Ele tentou ligar para Sofia novamente e ela até atendeu à chamada, ela falava de um lado e ele do outro, mas nenhum conseguia se ouvir, apenas chiados e ruídos inexplicáveis. Borba bebeu até não poder mais e começou a sentir suas pernas inchadas e pesadas, bolhas e feridas se formavam com vermes apodrecendo tudo o que tocavam. Desesperado ele vai até o quarto de sua mãe, por ser o mais próximo, a dor já criava vida de tão insuportável, e então ele se joga na cama...

Mas não, ele não sentiu o conforto de uma pluma. O chão era gelado e úmido, um corredor mal iluminado e comprido, dava medo, as paredes repletas de imagens cristãs, santos em obras antigas e antiquários em versões sombrias de suas histórias. Era um silêncio matador. A partir do que ele ouve o som de um rádio vindo sabe lá de onde. A música, ele conhecia... A introdução marcante de um violão seguida por um coral de quatro vozes masculinas e femininas que cantavam "All the leaves are brown... And the sky is grey..."*. Com os olhos grandes de medo, ele se encolheu... As velas que iluminavam o corredor se apagaram e por uma janela, a sua direita, entrava a luz de um luar vermelho. No fim do corredor, os olhos sombrios de um lobo feroz.

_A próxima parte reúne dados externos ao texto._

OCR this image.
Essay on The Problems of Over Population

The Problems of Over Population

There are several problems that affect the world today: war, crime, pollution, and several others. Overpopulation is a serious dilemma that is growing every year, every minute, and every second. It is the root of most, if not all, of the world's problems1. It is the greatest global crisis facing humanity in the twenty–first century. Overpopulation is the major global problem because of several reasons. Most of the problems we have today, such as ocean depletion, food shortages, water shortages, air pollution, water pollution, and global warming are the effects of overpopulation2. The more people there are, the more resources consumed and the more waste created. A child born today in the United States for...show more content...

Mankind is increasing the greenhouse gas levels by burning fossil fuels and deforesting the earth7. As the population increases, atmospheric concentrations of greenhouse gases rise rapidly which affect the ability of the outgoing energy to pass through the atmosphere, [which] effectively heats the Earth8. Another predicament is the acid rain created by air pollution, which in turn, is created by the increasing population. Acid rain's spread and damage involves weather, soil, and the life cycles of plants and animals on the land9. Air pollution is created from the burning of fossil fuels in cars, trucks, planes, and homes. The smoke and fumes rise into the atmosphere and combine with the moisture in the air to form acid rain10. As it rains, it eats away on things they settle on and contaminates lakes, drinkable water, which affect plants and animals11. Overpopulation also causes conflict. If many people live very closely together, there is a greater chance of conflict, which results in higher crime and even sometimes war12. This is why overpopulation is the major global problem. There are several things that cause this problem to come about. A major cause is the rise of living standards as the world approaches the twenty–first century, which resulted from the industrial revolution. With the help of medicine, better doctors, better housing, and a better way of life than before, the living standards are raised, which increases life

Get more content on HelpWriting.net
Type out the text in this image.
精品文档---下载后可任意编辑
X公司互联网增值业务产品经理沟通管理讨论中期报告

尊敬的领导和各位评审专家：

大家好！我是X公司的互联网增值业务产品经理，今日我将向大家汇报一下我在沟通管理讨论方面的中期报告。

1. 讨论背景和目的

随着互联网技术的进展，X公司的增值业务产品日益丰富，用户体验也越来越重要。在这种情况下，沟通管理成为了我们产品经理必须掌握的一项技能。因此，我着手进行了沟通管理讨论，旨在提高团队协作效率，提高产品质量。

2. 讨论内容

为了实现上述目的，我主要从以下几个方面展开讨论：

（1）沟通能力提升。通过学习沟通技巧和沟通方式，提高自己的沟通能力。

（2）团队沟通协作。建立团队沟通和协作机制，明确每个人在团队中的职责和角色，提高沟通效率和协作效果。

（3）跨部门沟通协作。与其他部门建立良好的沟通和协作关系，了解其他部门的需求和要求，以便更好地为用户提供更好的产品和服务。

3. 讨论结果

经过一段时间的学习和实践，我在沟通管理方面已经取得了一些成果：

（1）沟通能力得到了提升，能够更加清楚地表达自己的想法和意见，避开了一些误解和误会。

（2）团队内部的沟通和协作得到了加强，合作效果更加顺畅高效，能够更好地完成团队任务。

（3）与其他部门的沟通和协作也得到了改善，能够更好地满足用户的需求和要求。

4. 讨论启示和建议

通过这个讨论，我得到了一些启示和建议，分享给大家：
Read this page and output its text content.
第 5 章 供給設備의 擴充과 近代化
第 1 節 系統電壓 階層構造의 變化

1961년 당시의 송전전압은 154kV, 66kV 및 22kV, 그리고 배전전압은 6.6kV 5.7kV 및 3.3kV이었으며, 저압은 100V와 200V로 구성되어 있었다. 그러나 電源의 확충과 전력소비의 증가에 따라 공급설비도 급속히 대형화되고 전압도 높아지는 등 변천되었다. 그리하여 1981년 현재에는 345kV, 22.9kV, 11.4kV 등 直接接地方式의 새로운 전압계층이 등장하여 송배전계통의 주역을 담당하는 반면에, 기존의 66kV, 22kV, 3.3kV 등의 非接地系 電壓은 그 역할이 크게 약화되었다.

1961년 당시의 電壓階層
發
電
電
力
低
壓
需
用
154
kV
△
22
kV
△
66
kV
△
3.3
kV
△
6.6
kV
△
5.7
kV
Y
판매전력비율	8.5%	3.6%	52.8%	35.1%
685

Após um tempo, ainda sobre o efeito do álcool, mas não tanto, ele se levanta e vai até a janela e não acredita no que vê. Era noite, mas o céu estava avermelhado, ondas se formavam diante dos seus olhos e, até onde sua vista podia alcançar, ele entendeu. Estava deixando sua vida para trás. Naquele momento inúmeras perguntas fritavam sua cabeça, se um dia ele voltaria, se realmente deixaram sua garota em segurança, para onde ele estava indo, quanto tempo ficaria fora... Respostas... Sofia, ele pensou... Seus olhos, consumidos pelo ódio e pela vingança, lacrimejaram...

*California Dreamin' - The Mamas and The Papas.